Of mice, men, academics, industry and drugs
Guessing the cost and time involved in developing a major, new drug is something of a parlor game. Depending upon who’s crunching the numbers (and the numbers themselves), estimates range from $50 million to more than $1.3 billion spent over a decade.
Much less debatable is the conclusion that the process is extraordinarily expensive, lengthy and in desperate need of improvement. Doing so, however, is a monumental task. Modern drug development requires unprecedented partnering these days between academia, which has the intellectual expertise and focus to imagine new therapeutic concoctions, and industry, which has the financial wherewithal and ability to help turn those ideas into beneficial health products.
While supporters can point to success stories resulting from contemporary academic-industry collaborations, critics can equally cite negative consequences, conflicts of interest, for example, that have benefitted the few at the expense of many.

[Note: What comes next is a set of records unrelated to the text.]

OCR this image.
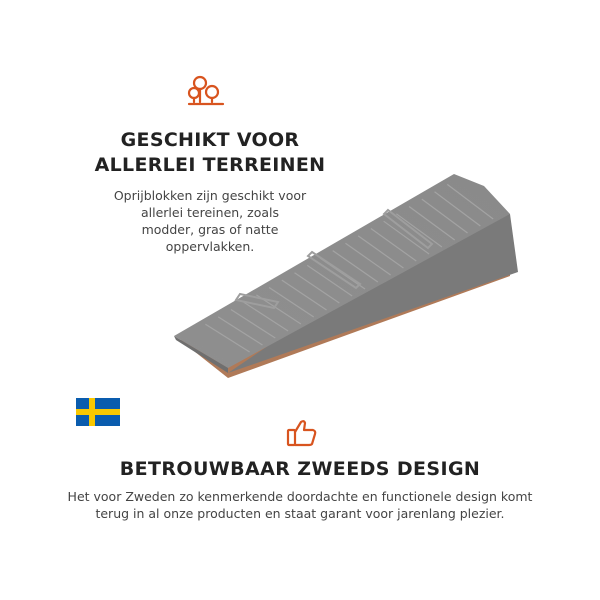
GESCHIKT VOOR
ALLERLEI TERREINEN
Oprijblokken zijn geschikt voor
allerlei tereinen, zoals
modder, gras of natte
oppervlakken.
BETROUWBAAR ZWEEDS DESIGN
Het voor Zweden zo kenmerkende doordachte en functionele design komt
terug in al onze producten en staat garant voor jarenlang plezier.
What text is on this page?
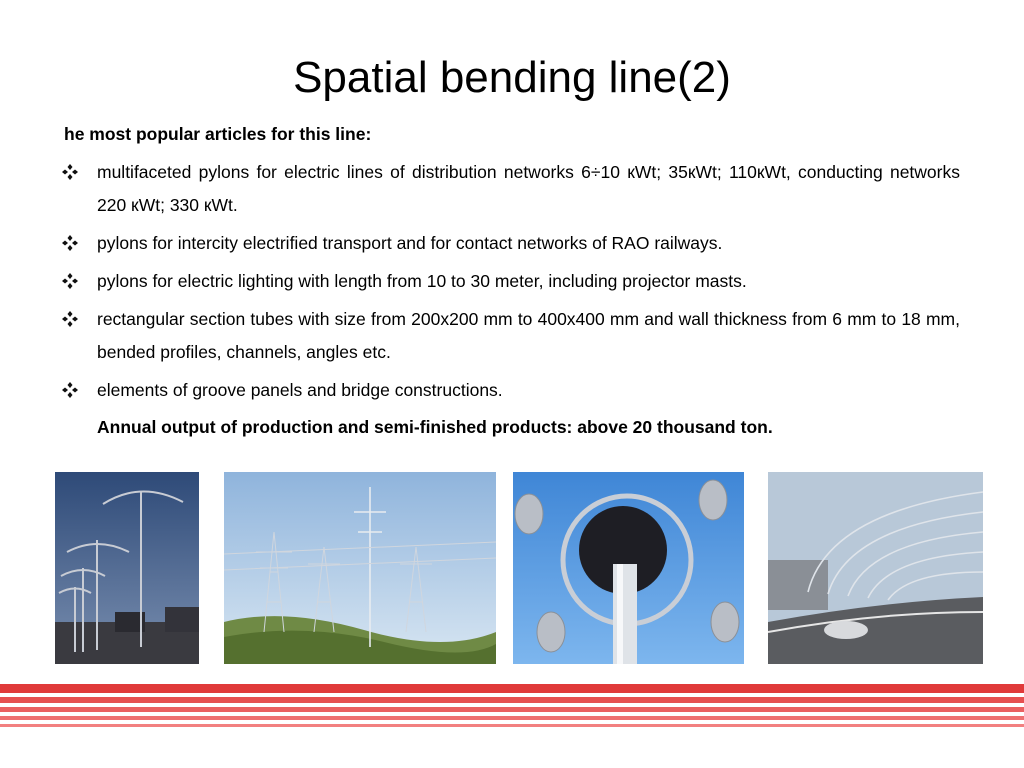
Spatial bending line(2)
he most popular articles for this line:
multifaceted pylons for electric lines of distribution networks 6÷10 кWt; 35кWt; 110кWt, conducting networks 220 кWt; 330 кWt.
pylons for intercity electrified transport and for contact networks of RAO railways.
pylons for electric lighting with length from 10 to 30 meter, including projector masts.
rectangular section tubes with size from 200x200 mm to 400x400 mm and wall thickness from 6 mm to 18 mm, bended profiles, channels, angles etc.
elements of groove panels and bridge constructions.
Annual output of production and semi-finished products: above 20 thousand ton.
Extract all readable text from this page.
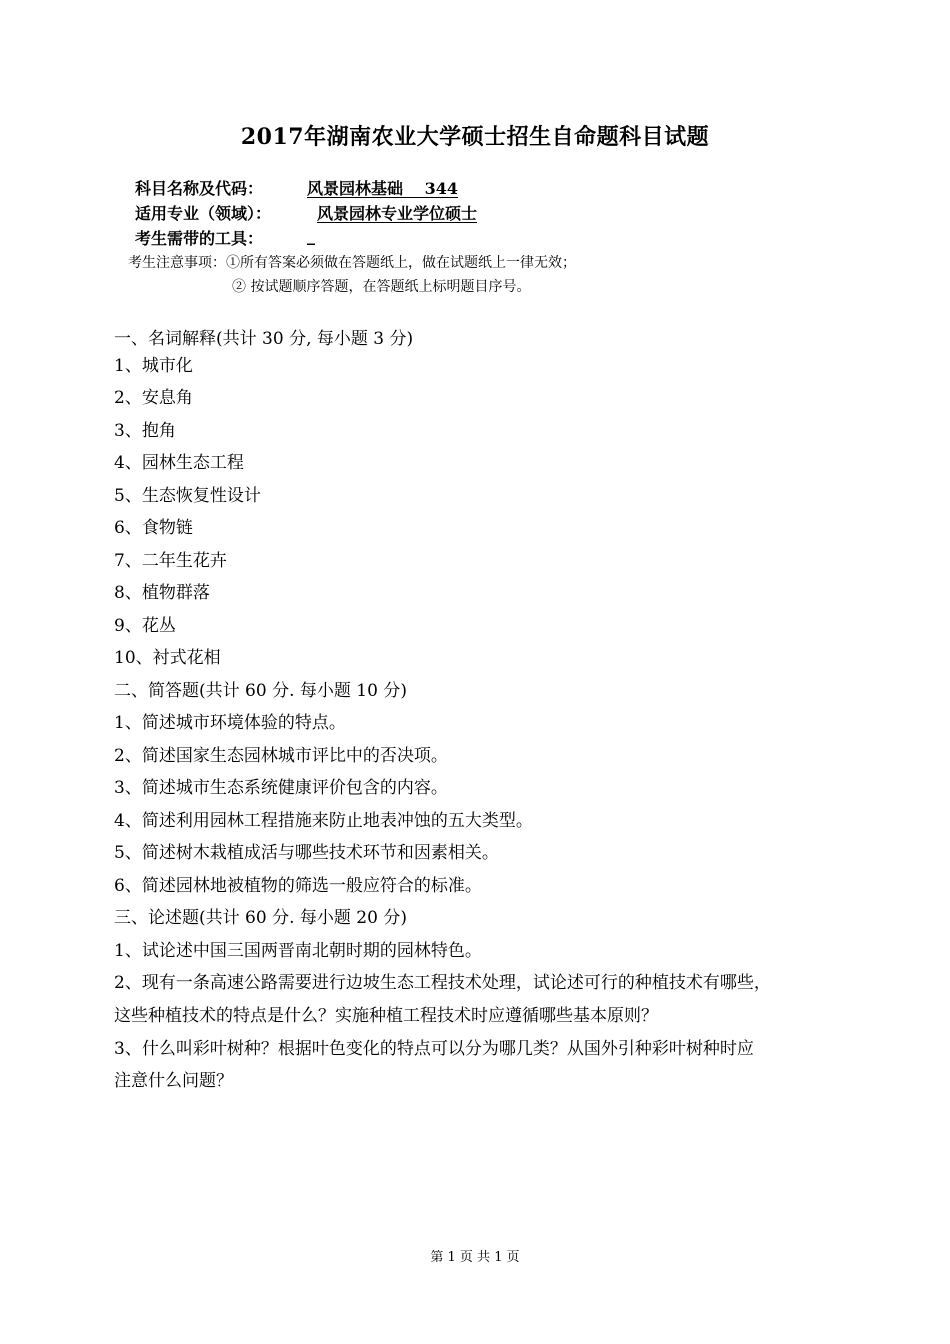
2017年湖南农业大学硕士招生自命题科目试题
科目名称及代码：	风景园林基础　 344
适用专业（领域）：	风景园林专业学位硕士
考生需带的工具：	_
考生注意事项：①所有答案必须做在答题纸上，做在试题纸上一律无效；
② 按试题顺序答题，在答题纸上标明题目序号。
一、名词解释(共计 30 分, 每小题 3 分)
1、城市化
2、安息角
3、抱角
4、园林生态工程
5、生态恢复性设计
6、食物链
7、二年生花卉
8、植物群落
9、花丛
10、衬式花相
二、简答题(共计 60 分. 每小题 10 分)
1、简述城市环境体验的特点。
2、简述国家生态园林城市评比中的否决项。
3、简述城市生态系统健康评价包含的内容。
4、简述利用园林工程措施来防止地表冲蚀的五大类型。
5、简述树木栽植成活与哪些技术环节和因素相关。
6、简述园林地被植物的筛选一般应符合的标准。
三、论述题(共计 60 分. 每小题 20 分)
1、试论述中国三国两晋南北朝时期的园林特色。
2、现有一条高速公路需要进行边坡生态工程技术处理，试论述可行的种植技术有哪些，
这些种植技术的特点是什么？实施种植工程技术时应遵循哪些基本原则？
3、什么叫彩叶树种？根据叶色变化的特点可以分为哪几类？从国外引种彩叶树种时应
注意什么问题？
第 1 页 共 1 页
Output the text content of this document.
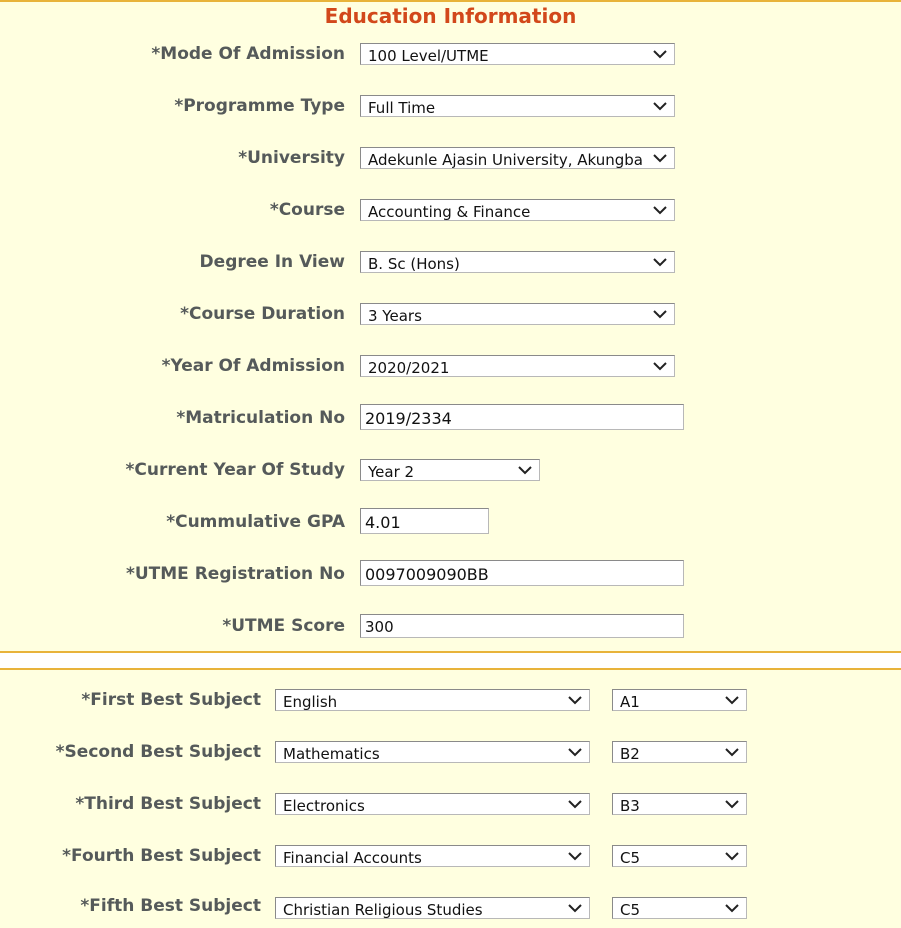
Education Information
*Mode Of Admission	100 Level/UTME
*Programme Type	Full Time
*University	Adekunle Ajasin University, Akungba
*Course	Accounting & Finance
Degree In View	B. Sc (Hons)
*Course Duration	3 Years
*Year Of Admission	2020/2021
*Matriculation No	2019/2334
*Current Year Of Study	Year 2
*Cummulative GPA	4.01
*UTME Registration No	0097009090BB
*UTME Score	300
*First Best Subject	English	A1
*Second Best Subject	Mathematics	B2
*Third Best Subject	Electronics	B3
*Fourth Best Subject	Financial Accounts	C5
*Fifth Best Subject	Christian Religious Studies	C5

This summer, the Center for Ethics in Science and Technology at UC San Diego is running a three-part series asking ordinary Americans how academic-industry drug development might be improved and society better served.
The first forum, “Academic-Industry Collaborations: Can We All Just Get Along?” took place July 11 and featured Gary Firestein, MD, director of UC San Diego’s Clinical and Translational Research Institute, and Jeremy Barton, MD, vice president of oncology clinical research at Pfizer.
The second forum is slated for August 8, 5:30-7 p.m. at the Sanford Consortium for Regenerative Medicine at 2880Torrey Pines Scenic Dr. in La Jolla. Patrick Groody, PhD, divisional vice president of research and development for Abbott Molecular, and Richard Schwab, MD, an associate clinical professor of medicine at UC San Diego who specializes in biomarkers for diagnosing and treating cancer, will be the featured speakers.
The third forum is Sept. 5, also at 5:30 at the Sanford Consortium. The speakers will be Charles Burton, MD, a noted neurosurgical spine specialist and ethicist and Thomas Kipps, MD, PhD, Evelyn and Edwin Tasch Chair in Cancer Research, professor of medicine, deputy director of research operations at the UC San Diego Moores Cancer Center.
The forums are open to the public. There is a $10 admission charge (to cover parking and nominal refreshments). Reservations are recommended. For more information, click here for the second forum and here for the third.
All three programs are being recorded and will be broadcast by UCSD-TV.
This is the fifth year of the Exploring Ethics series, which recently concluded the popular Henrietta Lacks series. A new series launches in October with the 50th anniversary of the publication of Rachel Carson’s landmark book, Silent Spring.